Su historia es más fuerte que una historia de amor, mucho más: es un proyecto de vida, inauditas complicidades creativas. Y deciden rubricar esa renuncia a la identidad única: Gala-Salvador Dalí es la firma que usan para corroborar que el doble es uno.

Después, la muerte fingirá separarlos en sus mausoleos convertidos en museo. Figueras, lleno, rebosante, triunfo del producto; Púbol, espacios vaciados, maravillas dosificadas, reino de la falta; feudo de lo que está escapando irremisible: el proceso. Dos escenografías que en esa última morada parecen adjudicar a cada uno el papel que podría haber correspondido a sus propuestas artísticas: Dalí, pintor de cuadros, y Gala, tan contemporánea, artista sin producción aparente -otra vez los productos y los procesos-.

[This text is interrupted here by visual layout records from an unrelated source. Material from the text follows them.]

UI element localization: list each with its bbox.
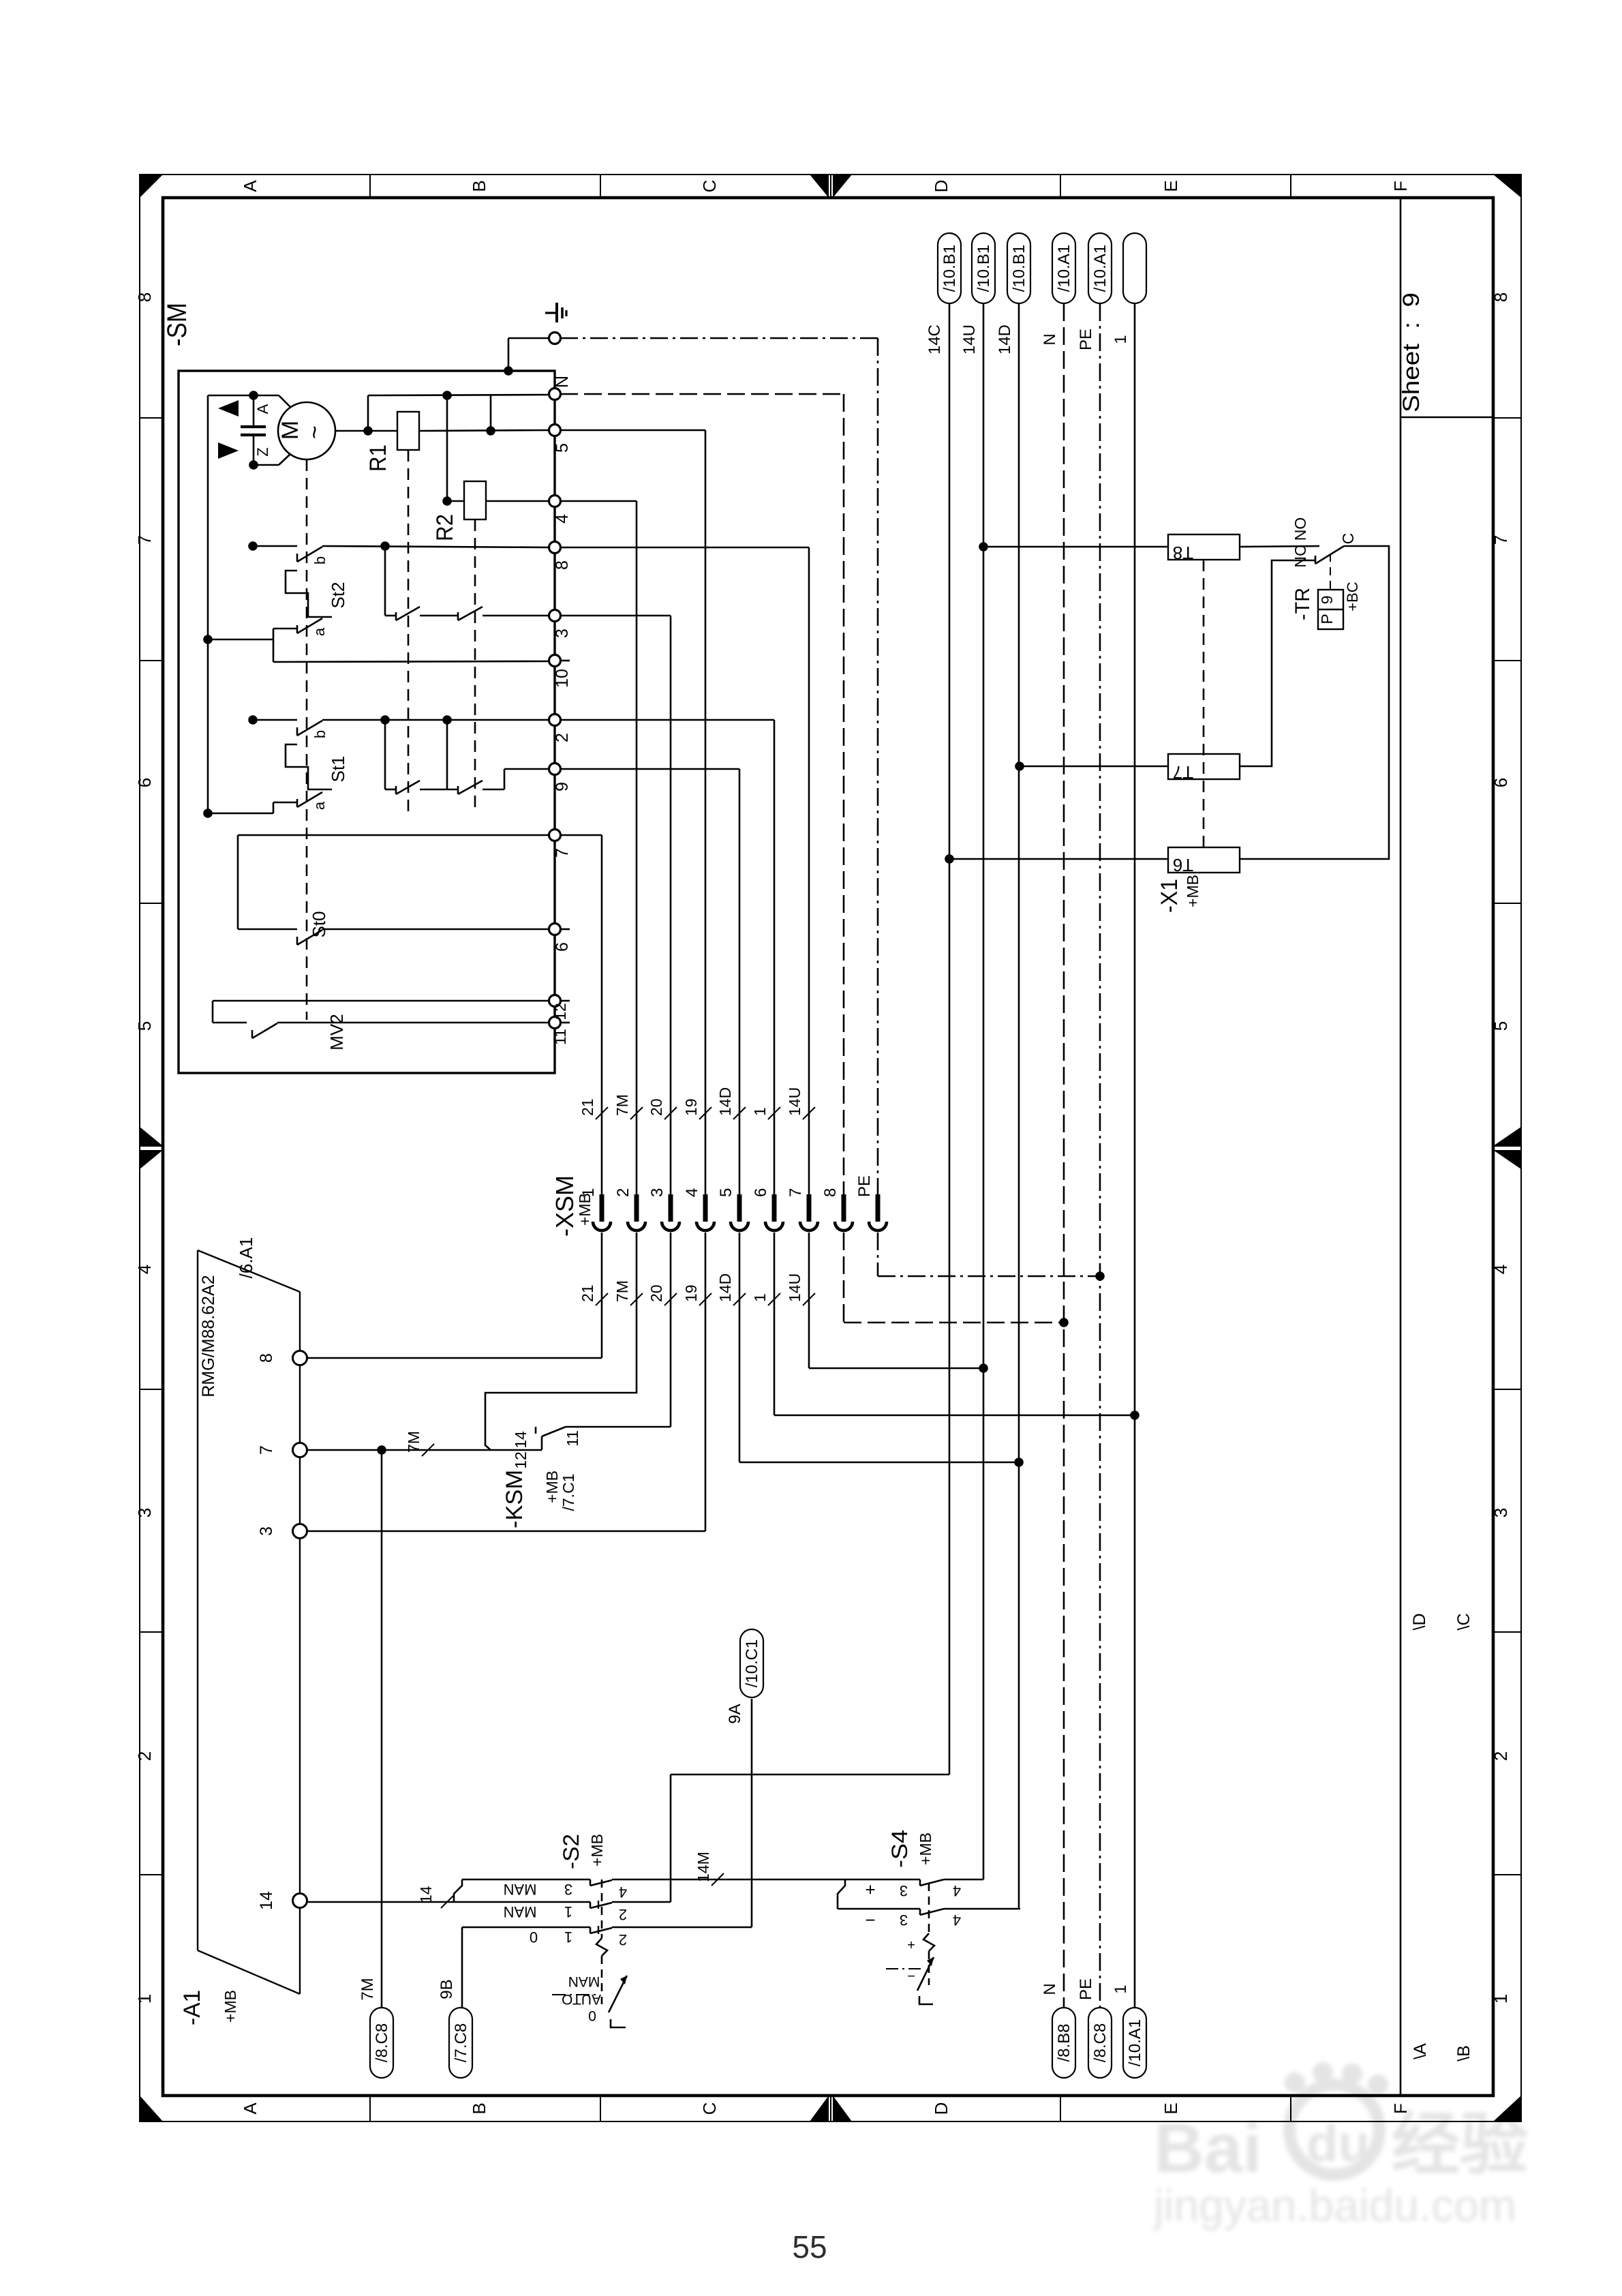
- svg-text:-A1: -A1: [179, 1990, 205, 2025]
- svg-text:4: 4: [1490, 1265, 1511, 1274]
- svg-text:14D: 14D: [716, 1087, 734, 1116]
- svg-text:2: 2: [1490, 1751, 1511, 1761]
- svg-text:2: 2: [619, 1931, 627, 1948]
- svg-text:b: b: [311, 556, 328, 564]
- svg-text:NC: NC: [1291, 545, 1309, 567]
- svg-text:R1: R1: [365, 444, 391, 472]
- svg-text:21: 21: [579, 1098, 596, 1116]
- svg-text:14: 14: [417, 1886, 435, 1903]
- svg-text:/7.C8: /7.C8: [452, 2023, 470, 2062]
- svg-text:/10.B1: /10.B1: [975, 245, 993, 292]
- svg-text:RMG/M88.62A2: RMG/M88.62A2: [199, 1275, 218, 1397]
- svg-text:2: 2: [134, 1751, 155, 1761]
- svg-text:1: 1: [1112, 335, 1130, 344]
- svg-text:0: 0: [530, 1929, 538, 1946]
- svg-text:6: 6: [134, 778, 155, 787]
- svg-text:MAN: MAN: [504, 1881, 537, 1898]
- svg-text:+MB: +MB: [543, 1470, 561, 1503]
- svg-text:\D: \D: [1410, 1614, 1429, 1631]
- svg-text:2: 2: [619, 1906, 627, 1923]
- svg-text:+MB: +MB: [221, 1990, 239, 2023]
- svg-text:−: −: [865, 1910, 875, 1931]
- svg-text:3: 3: [134, 1508, 155, 1517]
- svg-text:5: 5: [553, 443, 572, 453]
- svg-text:7M: 7M: [613, 1094, 631, 1116]
- svg-text:AUTO: AUTO: [562, 1991, 601, 2007]
- svg-text:/8.C8: /8.C8: [1091, 2023, 1110, 2062]
- svg-text:+MB: +MB: [576, 1193, 594, 1226]
- svg-text:8: 8: [134, 292, 155, 302]
- svg-text:B: B: [469, 2102, 489, 2114]
- svg-text:/10.A1: /10.A1: [1126, 2019, 1144, 2066]
- svg-text:A: A: [240, 2102, 260, 2115]
- svg-text:C: C: [699, 180, 720, 193]
- svg-text:6: 6: [553, 942, 572, 952]
- svg-text:3: 3: [900, 1912, 908, 1929]
- svg-text:MV2: MV2: [326, 1014, 347, 1050]
- svg-text:F: F: [1390, 181, 1411, 192]
- svg-text:-TR: -TR: [1291, 588, 1314, 620]
- svg-text:Bai: Bai: [1154, 2109, 1262, 2187]
- svg-text:+: +: [907, 1937, 915, 1952]
- svg-text:-SM: -SM: [162, 303, 192, 346]
- svg-text:-X1: -X1: [1157, 879, 1182, 913]
- svg-text:St1: St1: [328, 755, 348, 782]
- svg-text:55: 55: [792, 2229, 827, 2265]
- svg-text:du: du: [1306, 2115, 1370, 2173]
- svg-text:3: 3: [1490, 1508, 1511, 1517]
- svg-text:1: 1: [1490, 1994, 1511, 2004]
- svg-text:1: 1: [564, 1929, 572, 1946]
- svg-text:Z: Z: [254, 447, 271, 456]
- svg-text:14: 14: [257, 1891, 276, 1910]
- svg-text:\C: \C: [1454, 1614, 1473, 1631]
- svg-text:10: 10: [553, 669, 572, 688]
- svg-text:/10.B1: /10.B1: [1010, 245, 1028, 292]
- svg-text:\A: \A: [1411, 2043, 1430, 2059]
- svg-text:2: 2: [614, 1188, 632, 1197]
- svg-text:12: 12: [551, 1003, 569, 1021]
- svg-text:-XSM: -XSM: [551, 1175, 579, 1237]
- svg-text:7M: 7M: [358, 1978, 377, 2000]
- svg-text:D: D: [931, 180, 951, 193]
- svg-text:St2: St2: [328, 581, 348, 608]
- svg-text:5: 5: [717, 1188, 735, 1197]
- svg-text:NO: NO: [1291, 517, 1309, 541]
- svg-text:N: N: [553, 376, 572, 388]
- svg-text:14: 14: [512, 1431, 530, 1449]
- svg-text:N: N: [1041, 1983, 1059, 1995]
- svg-text:1: 1: [134, 1994, 155, 2004]
- svg-text:7: 7: [553, 848, 572, 858]
- svg-text:4: 4: [953, 1912, 961, 1929]
- svg-text:/10.A1: /10.A1: [1055, 245, 1073, 292]
- svg-text:1: 1: [579, 1188, 598, 1197]
- svg-text:14C: 14C: [925, 324, 944, 354]
- svg-text:1: 1: [751, 1107, 769, 1116]
- svg-text:2: 2: [553, 733, 572, 742]
- svg-text:1: 1: [1112, 1984, 1130, 1993]
- svg-text:M: M: [277, 421, 303, 440]
- svg-text:1: 1: [751, 1293, 769, 1302]
- svg-text:7: 7: [257, 1445, 276, 1455]
- svg-text:-S2: -S2: [559, 1834, 583, 1869]
- svg-text:-KSM: -KSM: [502, 1470, 527, 1528]
- svg-text:C: C: [1339, 533, 1357, 545]
- svg-text:19: 19: [682, 1284, 700, 1302]
- svg-text:+: +: [865, 1879, 875, 1900]
- svg-text:14U: 14U: [786, 1087, 804, 1116]
- svg-text:经验: 经验: [1392, 2106, 1528, 2183]
- svg-text:~: ~: [302, 425, 328, 439]
- svg-text:+MB: +MB: [917, 1832, 934, 1865]
- svg-text:3: 3: [648, 1188, 667, 1197]
- svg-text:4: 4: [553, 514, 572, 524]
- svg-text:PE: PE: [1077, 329, 1095, 350]
- svg-text:B: B: [469, 180, 489, 192]
- svg-text:/8.B8: /8.B8: [1055, 2023, 1073, 2061]
- svg-text:/6.A1: /6.A1: [236, 1237, 256, 1279]
- svg-text:PE: PE: [855, 1175, 874, 1197]
- svg-text:b: b: [311, 730, 328, 738]
- svg-text:3: 3: [900, 1882, 908, 1899]
- svg-text:3: 3: [257, 1526, 276, 1536]
- svg-text:7: 7: [786, 1188, 805, 1197]
- svg-text:14U: 14U: [960, 324, 979, 354]
- svg-text:PE: PE: [1077, 1978, 1095, 2000]
- svg-text:20: 20: [647, 1284, 665, 1302]
- svg-text:21: 21: [579, 1284, 596, 1302]
- svg-text:8: 8: [257, 1353, 276, 1363]
- svg-text:/7.C1: /7.C1: [560, 1474, 577, 1511]
- svg-text:MAN: MAN: [568, 1974, 600, 1989]
- svg-text:a: a: [311, 627, 328, 636]
- svg-text:14D: 14D: [716, 1273, 734, 1302]
- svg-text:11: 11: [564, 1430, 581, 1447]
- svg-text:4: 4: [134, 1265, 155, 1274]
- svg-text:7: 7: [134, 535, 155, 545]
- svg-text:E: E: [1161, 180, 1181, 192]
- svg-text:1: 1: [564, 1903, 572, 1920]
- svg-text:T6: T6: [1173, 855, 1193, 875]
- svg-text:jingyan.baidu.com: jingyan.baidu.com: [1152, 2180, 1516, 2231]
- svg-text:7M: 7M: [613, 1280, 631, 1302]
- svg-text:9A: 9A: [726, 1704, 744, 1723]
- svg-text:\B: \B: [1454, 2045, 1473, 2061]
- svg-text:12: 12: [512, 1451, 530, 1469]
- svg-text:0: 0: [588, 2008, 596, 2023]
- svg-text:A: A: [240, 180, 260, 192]
- svg-text:9: 9: [553, 782, 572, 791]
- svg-text:19: 19: [682, 1098, 700, 1116]
- svg-text:+BC: +BC: [1344, 581, 1361, 611]
- svg-text:9B: 9B: [438, 1979, 456, 1999]
- svg-text:/10.C1: /10.C1: [743, 1640, 761, 1688]
- svg-text:T7: T7: [1173, 762, 1193, 783]
- svg-text:4: 4: [683, 1188, 701, 1197]
- svg-text:St0: St0: [309, 911, 329, 937]
- svg-text:8: 8: [553, 560, 572, 570]
- svg-text:+MB: +MB: [1184, 875, 1202, 907]
- svg-text:6: 6: [1490, 778, 1511, 787]
- svg-text:R2: R2: [432, 514, 458, 541]
- svg-text:14M: 14M: [694, 1852, 712, 1882]
- svg-text:T8: T8: [1173, 543, 1193, 563]
- svg-text:5: 5: [1490, 1021, 1511, 1031]
- svg-text:14U: 14U: [786, 1273, 804, 1302]
- svg-text:MAN: MAN: [504, 1903, 537, 1920]
- svg-text:A: A: [254, 404, 271, 414]
- svg-text:a: a: [311, 801, 328, 810]
- svg-text:Sheet : 9: Sheet : 9: [1398, 292, 1424, 412]
- svg-text:4: 4: [953, 1882, 961, 1899]
- svg-text:8: 8: [1490, 292, 1511, 302]
- svg-text:/10.B1: /10.B1: [940, 245, 959, 292]
- svg-text:P: P: [1318, 614, 1336, 624]
- svg-text:C: C: [699, 2102, 720, 2115]
- svg-text:D: D: [931, 2102, 951, 2115]
- svg-text:7M: 7M: [405, 1431, 423, 1453]
- svg-text:−: −: [907, 1968, 915, 1983]
- svg-text:14D: 14D: [996, 324, 1014, 354]
- svg-text:N: N: [1041, 333, 1059, 345]
- svg-text:3: 3: [564, 1881, 572, 1898]
- svg-text:4: 4: [619, 1884, 627, 1901]
- svg-text:+MB: +MB: [588, 1834, 606, 1867]
- svg-text:6: 6: [752, 1188, 770, 1197]
- svg-text:7: 7: [1490, 535, 1511, 545]
- svg-text:9: 9: [1318, 596, 1336, 605]
- svg-text:11: 11: [551, 1029, 569, 1045]
- svg-text:3: 3: [553, 629, 572, 638]
- svg-text:20: 20: [647, 1098, 665, 1116]
- svg-text:/8.C8: /8.C8: [373, 2023, 391, 2062]
- svg-text:-S4: -S4: [887, 1830, 912, 1868]
- svg-text:/10.A1: /10.A1: [1091, 245, 1110, 292]
- svg-text:8: 8: [821, 1188, 840, 1197]
- svg-text:5: 5: [134, 1021, 155, 1031]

Es una trampa más. En su juego fractal, los dos museos no son separación, sino complementariedad -lo habrán comprendido quienes hayan visitado Púbol-. Allí, en ese universo de ausencias, Dalí, fundido en Gala -confundido-, lleva a cabo su verdadera aspiración: el artista como obra de arte, el artista despojado que sabe, que ha aprendido, cómo la identidad es cuestión de un rato. El resto, manos de cadáveres entrelazadas, da un poco igual. Si, como anunciara Warhol, no parece probable que haya sexo después de la muerte, es lo mismo estar solo que acompañado.